Jazz’s first welcome-to-the-bigs moment came on Monday, when he trudged through the rain and slop at Bethpage to play a practice round. How I am going to play this course, he thought. I’m not going to break 80. But the real stunner was he wasn’t alone. “There were people everywhere,” he said. “I’m like, ‘What’s going on?’ On the European tour and Asian tour, in practice rounds no one gives a crap, no one’s there. Here there’s thousands and thousands of people. Hit a good shot, they clap, hit a bad shot, they boo. I was like, ‘Ohhhh-kay.'”

Jazz has had other big moments.

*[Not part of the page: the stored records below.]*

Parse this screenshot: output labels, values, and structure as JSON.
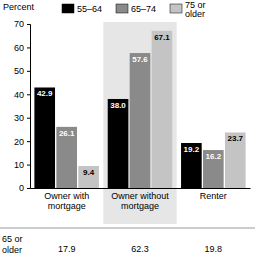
{
  "chart_data": {
    "type": "bar",
    "ylabel": "Percent",
    "categories": [
      "Owner with mortgage",
      "Owner without mortgage",
      "Renter"
    ],
    "series": [
      {
        "name": "55–64",
        "color": "#000000",
        "values": [
          42.9,
          38,
          19.2
        ],
        "value_labels": [
          "42.9",
          "38.0",
          "19.2"
        ]
      },
      {
        "name": "65–74",
        "color": "#8a8a8a",
        "values": [
          26.1,
          57.6,
          16.2
        ]
      },
      {
        "name": "75 or older",
        "color": "#c4c4c4",
        "values": [
          9.4,
          67.1,
          23.7
        ]
      }
    ],
    "ylim": [
      0,
      70
    ],
    "yticks": [
      0,
      10,
      20,
      30,
      40,
      50,
      60,
      70
    ],
    "grid": false,
    "legend": "top",
    "data_labels": true
  },
  "table": {
    "row_label": "65 or older",
    "values": [
      17.9,
      62.3,
      19.8
    ]
  }
}
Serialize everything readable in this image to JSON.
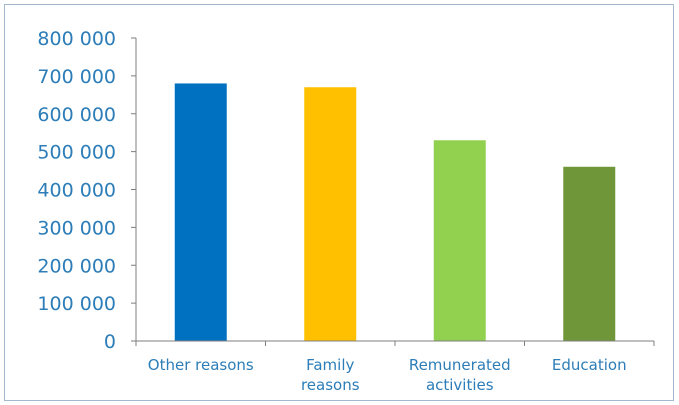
{
  "chart_data": {
    "type": "bar",
    "title": "",
    "xlabel": "",
    "ylabel": "",
    "ylim": [
      0,
      800000
    ],
    "y_ticks": [
      0,
      100000,
      200000,
      300000,
      400000,
      500000,
      600000,
      700000,
      800000
    ],
    "y_tick_labels": [
      "0",
      "100 000",
      "200 000",
      "300 000",
      "400 000",
      "500 000",
      "600 000",
      "700 000",
      "800 000"
    ],
    "categories": [
      {
        "label_lines": [
          "Other reasons"
        ],
        "value": 680000,
        "color": "#0070c0"
      },
      {
        "label_lines": [
          "Family",
          "reasons"
        ],
        "value": 670000,
        "color": "#ffc000"
      },
      {
        "label_lines": [
          "Remunerated",
          "activities"
        ],
        "value": 530000,
        "color": "#92d050"
      },
      {
        "label_lines": [
          "Education"
        ],
        "value": 460000,
        "color": "#70963a"
      }
    ],
    "grid": false,
    "legend": "none",
    "colors": {
      "tick_text": "#2c7db8",
      "axis_line": "#7f7f7f",
      "frame": "#a5b7cf"
    }
  }
}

At 14, he became the youngest player to make a cut on the Asian Tour; last summer he played in his first major, the British Open; and his fine play worldwide has propelled him to 69th in the world rankings, which is how he qualified for the PGA Championship. In 2016, he took a two-week sabbatical from golf to join the monkhood, at a temple in northern Thailand. “Before that, golf was everything to me, and it gave me so much pressure during competition,” he said after his retreat. “I have been competing with less pressure ever since and starting getting better results.”

That was the story of his week at Bethpage — well, at least until Sunday pressure on a fire-breathing setup finally overcame him. “What happened today is good to have it happen right now, because I’m only 23 playing my second major,” Jazz said. “If I finished too good, I could be lazy, I could be thinking I was a big shot. That humbled me. Now I know I need to work a lot harder.”

Jazz wasn’t the only Thai player to make the cut this week. So, too, did his uber-popular countryman Kiradech Aphibarnrat. The fun-loving, soft-around-the-edges Aphibarnrat is only six years older than Jazz but has logged seven wins internationally and played in 16 majors. He took Jazz under his wing this week, playing multiple practice rounds with him. What advice did Aphibarnrat impart?

“I can’t tell you,” Jazz said Sunday evening. “It’s a secret.”

He laughed.

“It was a lot things,” Jazz said after some prodding. “Eat a lot, play a lot of money games, and don’t take golf too seriously.”